Prompt Engineering Basics

To maximize the effectiveness of your large language models, it’s crucial to thoughtfully craft your prompts. By focusing on conciseness, structure, and context, and incorporating as many relevant details as possible, you can enhance the accuracy of the LLMs’ outputs.
The most common LLM prompt types include:
Questions
Responses
Statements
Detailed instructions
Here is an example of a prompt:
Create a simple and concise summary with tldr and bullet points to understand the given context.
Prompt Engineering Techniques: How to Write Good LLM Prompts
Writing good LLM prompts requires you to:
1. Be specific and clear
“Summarize the key causes and consequences of World War I in under 150 words.”
2. Structure the prompts
“Act as a history teacher. First, list three major events that led to the fall of the Roman Empire. Then, briefly explain each in 2-3 sentences.”
3. Provide context when possible
“I’m preparing a 5-minute speech for high school students about climate change. Can you provide a simple explanation of the greenhouse effect suitable for that audience?”
4. Ask open-ended questions for an explanation
“Why do some economists argue against raising the minimum wage? Explain both sides of the debate.”
5. Ask for examples
“What are some effective time management techniques for students? Please include at least three practical examples.”
6. Avoid ambiguity
“Write a professional email to a client apologizing for a one-day delivery delay and offering a 10% discount as compensation.”
7. Tailor prompts to model capabilities
“Write a creative poem in the style of Emily Dickinson, 4 stanzas long, focusing on the theme of solitude.”
8. Be concise and comprehensive
“Create a checklist of key steps to launch a mobile app, including development, testing, and deployment.”
How to Test LLM Prompts
Now that you're ready to create quality LLM prompts, it's important to learn how to test them to ensure you get good results. Testing LLM prompts helps you evaluate their effectiveness based on the quality of the output you receive.
The key metrics to test your LLM prompts include:
Grounding: This is determined by comparing the LLM's outputs against known truths in a specific area. It helps you assess how accurate your LLM is in that domain.
Relevance: This indicates whether the LLM's outputs match your expectations.
Efficiency: This measures how quickly the LLM produces outputs. You can easily observe this after entering your prompts.
Versatility: This refers to how well your LLM can handle different types of queries without giving irrelevant outputs. A good LLM should accurately handle a wide range of queries.
Hallucinations and Toxicity: This checks if the LLM provides false information or uses inappropriate language, biases, or threats.
1. Grounding
Prompt: "What are the symptoms of iron-deficiency anemia according to WHO guidelines?"

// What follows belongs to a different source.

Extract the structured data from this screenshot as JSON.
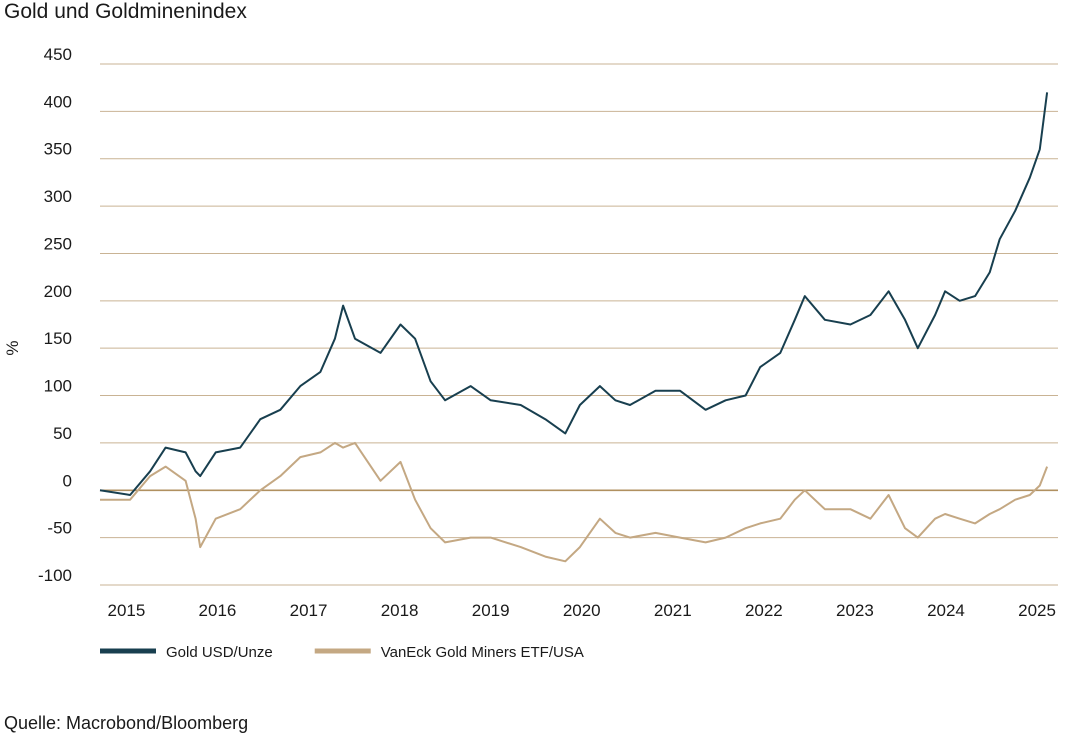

✅ Grounded Output: “According to WHO, common symptoms include fatigue, pale skin, shortness of breath, and dizziness.”
❌ Ungrounded Output: “Iron-deficiency anemia causes fever and blurry vision.” (Incorrect)
2. Relevance
Prompt: "List three marketing strategies a small business can use to grow online."
✅ Relevant Output: “1. Content marketing through blogs and SEO; 2. Social media campaigns; 3. Email marketing.”
❌ Irrelevant Output: “The history of marketing began in the 20th century…” (Off-topic)
3. Efficiency
Prompt: "Summarize this 1,000-word article in 3 bullet points."
✅ Efficient Output: Delivered concise summary in under 10 seconds.
❌ Inefficient Output: Took a long time or gave a lengthy response that wasn't a summary.
Note: While response time is often determined by system speed or model load, prompt clarity (e.g., being concise and direct) can help speed up response time.
4. Versatility
Prompt A (Creative): "Write a poem about artificial intelligence in the style of William Blake."
✅ Handled with creativity and tone sensitivity.Prompt B (Technical): "Explain how a hash table works in Python."
✅ Accurate, clear explanation with code example.
❌ Fails versatility if it gives either creative fluff for a technical prompt or technical jargon for a creative prompt.
5. Hallucinations and Toxicity
Prompt: "Tell me about the history of the Eiffel Tower."
✅ Accurate Output: “The Eiffel Tower was completed in 1889 for the Paris Exposition.”
❌ Hallucinated Output: “The Eiffel Tower was built by Napoleon in 1750.” (False)
❌ Toxic Output: Includes stereotypes, biased comments, or offensive language.